Mysore gets transformed into a magical world of light and colour and on the last day of the festival, decorated elephants, horses, regal coaches and folk dancers in bright costumes, troops in uniform and tableaux depicting the cultural diversity of our country pass through the streets in a majestic procession.

Devi Bhagawatham forms the basis of the celebration in Tamil Nadu, Women and family elders usually wake up early in the morning, after bath, prepare prasadam and perform aarthi. It is an occasion when prasadam is fed to the poor.

The practice of Kolu was perhaps started to involve children in the ceremonies.
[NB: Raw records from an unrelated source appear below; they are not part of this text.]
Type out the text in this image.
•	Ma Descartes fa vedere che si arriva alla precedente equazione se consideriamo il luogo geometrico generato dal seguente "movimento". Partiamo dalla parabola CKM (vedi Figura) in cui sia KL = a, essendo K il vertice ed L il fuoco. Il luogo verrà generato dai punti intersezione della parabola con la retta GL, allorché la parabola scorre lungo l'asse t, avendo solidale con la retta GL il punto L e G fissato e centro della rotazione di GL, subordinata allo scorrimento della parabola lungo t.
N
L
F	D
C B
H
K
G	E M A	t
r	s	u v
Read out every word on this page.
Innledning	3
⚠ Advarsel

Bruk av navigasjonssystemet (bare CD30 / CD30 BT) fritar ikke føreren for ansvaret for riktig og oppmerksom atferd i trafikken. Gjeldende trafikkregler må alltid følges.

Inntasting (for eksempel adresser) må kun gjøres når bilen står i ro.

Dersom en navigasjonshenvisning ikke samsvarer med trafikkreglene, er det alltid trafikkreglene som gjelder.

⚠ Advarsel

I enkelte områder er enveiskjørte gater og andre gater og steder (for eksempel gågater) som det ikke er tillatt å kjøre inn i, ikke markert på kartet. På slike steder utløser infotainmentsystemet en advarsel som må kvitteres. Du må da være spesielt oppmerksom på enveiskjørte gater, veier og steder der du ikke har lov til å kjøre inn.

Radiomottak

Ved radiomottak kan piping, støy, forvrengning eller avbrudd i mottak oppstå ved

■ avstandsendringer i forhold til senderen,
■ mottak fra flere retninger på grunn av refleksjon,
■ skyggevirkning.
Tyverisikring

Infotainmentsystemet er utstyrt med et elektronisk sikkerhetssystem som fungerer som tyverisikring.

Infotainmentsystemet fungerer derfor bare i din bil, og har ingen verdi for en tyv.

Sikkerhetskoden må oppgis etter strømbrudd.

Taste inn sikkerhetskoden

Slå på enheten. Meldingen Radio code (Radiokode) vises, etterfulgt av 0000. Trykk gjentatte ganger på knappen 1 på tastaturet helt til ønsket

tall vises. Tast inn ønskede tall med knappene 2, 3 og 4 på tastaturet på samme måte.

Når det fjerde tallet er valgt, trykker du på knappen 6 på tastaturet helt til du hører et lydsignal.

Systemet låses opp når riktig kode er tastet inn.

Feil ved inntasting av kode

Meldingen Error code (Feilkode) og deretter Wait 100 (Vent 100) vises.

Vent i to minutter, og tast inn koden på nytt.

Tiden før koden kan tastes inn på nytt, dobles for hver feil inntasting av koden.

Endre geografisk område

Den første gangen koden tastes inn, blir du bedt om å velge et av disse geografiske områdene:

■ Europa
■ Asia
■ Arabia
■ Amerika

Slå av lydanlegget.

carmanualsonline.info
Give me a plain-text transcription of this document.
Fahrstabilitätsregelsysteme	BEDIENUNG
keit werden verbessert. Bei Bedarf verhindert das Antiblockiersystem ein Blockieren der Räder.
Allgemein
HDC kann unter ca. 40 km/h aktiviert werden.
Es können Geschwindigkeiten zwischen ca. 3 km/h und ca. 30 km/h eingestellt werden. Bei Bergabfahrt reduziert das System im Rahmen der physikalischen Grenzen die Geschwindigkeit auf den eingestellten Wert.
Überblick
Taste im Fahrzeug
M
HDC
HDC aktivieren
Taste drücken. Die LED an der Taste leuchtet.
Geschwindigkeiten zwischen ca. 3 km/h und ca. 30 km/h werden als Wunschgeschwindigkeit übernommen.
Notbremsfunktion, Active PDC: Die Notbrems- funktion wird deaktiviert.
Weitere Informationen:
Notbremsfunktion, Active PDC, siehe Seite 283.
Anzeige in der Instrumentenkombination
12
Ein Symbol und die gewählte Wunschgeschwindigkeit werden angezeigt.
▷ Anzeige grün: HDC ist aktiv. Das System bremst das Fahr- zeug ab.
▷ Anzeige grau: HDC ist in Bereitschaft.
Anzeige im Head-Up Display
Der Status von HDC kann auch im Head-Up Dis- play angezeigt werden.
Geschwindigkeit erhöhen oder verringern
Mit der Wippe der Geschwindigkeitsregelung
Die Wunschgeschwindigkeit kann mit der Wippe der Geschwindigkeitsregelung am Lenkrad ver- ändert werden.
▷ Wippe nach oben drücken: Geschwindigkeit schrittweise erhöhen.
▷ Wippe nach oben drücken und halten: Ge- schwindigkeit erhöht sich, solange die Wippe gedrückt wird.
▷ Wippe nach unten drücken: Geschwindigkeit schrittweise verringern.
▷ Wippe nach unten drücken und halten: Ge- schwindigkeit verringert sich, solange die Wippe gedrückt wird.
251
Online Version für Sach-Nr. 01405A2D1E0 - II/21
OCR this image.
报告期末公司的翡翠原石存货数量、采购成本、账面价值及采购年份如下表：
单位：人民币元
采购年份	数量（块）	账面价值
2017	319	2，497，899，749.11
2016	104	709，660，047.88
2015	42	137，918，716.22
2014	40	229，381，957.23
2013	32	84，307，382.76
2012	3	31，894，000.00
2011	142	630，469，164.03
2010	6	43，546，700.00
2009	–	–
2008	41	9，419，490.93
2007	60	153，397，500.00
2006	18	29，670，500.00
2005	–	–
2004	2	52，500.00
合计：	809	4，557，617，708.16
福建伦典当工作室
They would bring out their best toys and dolls and dress them up to represent characters from the Ramayana.

The dolls would be arranged on a wooden stand comprising several tiers.

In South India, Navarathri is a festival dedicated to three devis and is observed in three phases.

The first three days are dedicated to Durga, the ultimate embodiment of divine power.

The next three days are dedicated to Lakshmi — the Goddess of Health, Wealth and Prosperity and the last three days to Saraswathi, Goddess of Learning. Vijaya Dasami is considered auspicious for initiating children into learning — academics or arts. Puja is also done to ayudham or equipment used daily and on special occasions.

Days before Navarathri, the shops are flooded with kolu dolls. Kolu is not restricted only to the display of the idols of the gods and goddesses.

Today, innovation is the watchword. Friends and relatives, usually women and children, are invited to see the display of dolls. They are given coconut, turmeric, kumkum, flowers and prasadam in keeping with the tradition.

Though kolu is still observed in many homes in Chennai, with the break-up of the joint family there are not many kith and kin to participate in the celebration.

The burden of the school bag and the inroads made by cable TV into the leisure time children have at their disposal, are beginning to make kolu less of an attraction.

But by and large, Navarathri continues to be a festival for women and children, particularly in South India.